- Built: October 2017
- Location: Europe;
- Industry: Automotive
- Products: Electric vehicle, Vehicle parts, Lithium-ion batteries
- Owner: EU

= European Battery Alliance =

EU support network for European battery manufacturers

The European Battery Alliance (EBA) is Europe's plan to create its own competitive and sustainable battery cell manufacturing value chain. Its purpose is to ensure that Europe benefits from the technological evolution in the Electric Vehicle Market and beyond. The action plan includes cleaner and more sustainable vehicles as well as safer traffic operations across Europe.

== Stakeholders ==
120 industrial innovation stakeholders are currently active under the EBA alliance in partnership with participant EU states and the European Investment Bank. This entails growth and investment potential of the battery sector across Europe and beyond.

== Operations ==
The action plan adopted focuses on innovating and developing a sustainable and competitive battery 'ecosystem' within Europe. The primary objective is to create a manufacturing value chain with sustainable battery cells at its core in order to avoid a technological dependence from 3rd parties. According to analysts, by 2025, Europe could capture a €250 billion market. EU-wide demand is forecast to require 10 to 20 large-scale battery cell production facilities. The first planned plant, called the "Automotive Cell Co.", will be stationed at a Groupe PSA’s site in Kaiserslautern. Saft Groupe S.A. will be taking part in the operations as this plant will be complementing another production facility located at Hauts-de-France. The two plants are to be operational by 2024, employ around 2,000 and serve up to 15% of Europe's demand.

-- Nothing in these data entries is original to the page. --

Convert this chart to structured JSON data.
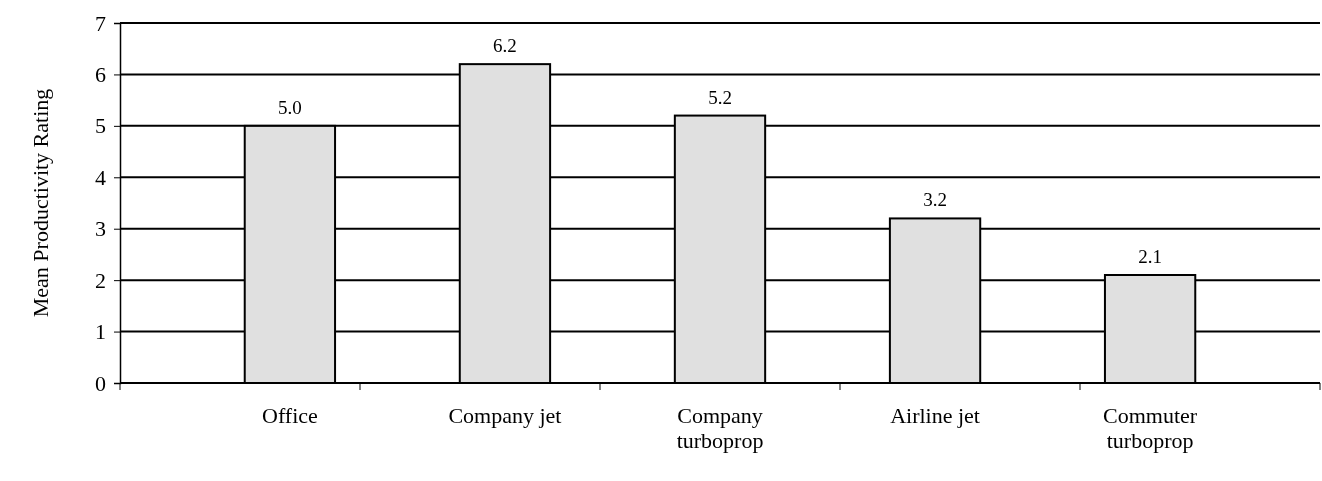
{
  "chart_data": {
    "type": "bar",
    "ylabel": "Mean Productivity Rating",
    "categories": [
      "Office",
      "Company jet",
      "Company turboprop",
      "Airline jet",
      "Commuter turboprop"
    ],
    "values": [
      5.0,
      6.2,
      5.2,
      3.2,
      2.1
    ],
    "value_labels": [
      "5.0",
      "6.2",
      "5.2",
      "3.2",
      "2.1"
    ],
    "color": "#e0e0e0",
    "ylim": [
      0,
      7
    ],
    "yticks": [
      0,
      1,
      2,
      3,
      4,
      5,
      6,
      7
    ],
    "grid": "y"
  }
}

== Environmental impact ==
The European Union and all stakeholders involved are considering the entire life-cycle of batteries, including the environmental gains of use and the impact triggered by their production. Recycling and the recovery of materials at the end of the life cycle reduce the impact of both mining and manufacturing. emissions and hazardous substances used are lowered and the impact of mining is reduced. The EU wants to ensure recycling through the Battery Directive to offset the negative side of the equation.

== Economic impact ==
The European Commission sees batteries as a core component of the current industrial revolution. It sees the development and production of this technology as having a strategic commercial role in the transition to clean mobility and clean energy systems. Bernstein Research stated that developing European cell capacity could cost as much as $30bn (€25bn).

== History ==
EBA was launched in October 2017 by Vice President Maroš Šefčovič.

On 30 September 2020, the EU launched its European Raw Materials Alliance (ERMA). It is aiming for strategic autonomy on critical raw materials. It is modelled on the European Battery Alliance and focuses on metals and rare earths which are used to build magnets for batteries and all kinds of electric and electronic devices. Part of its objectives is to allow the EU to become "almost" self-sufficient on lithium for batteries by 2025.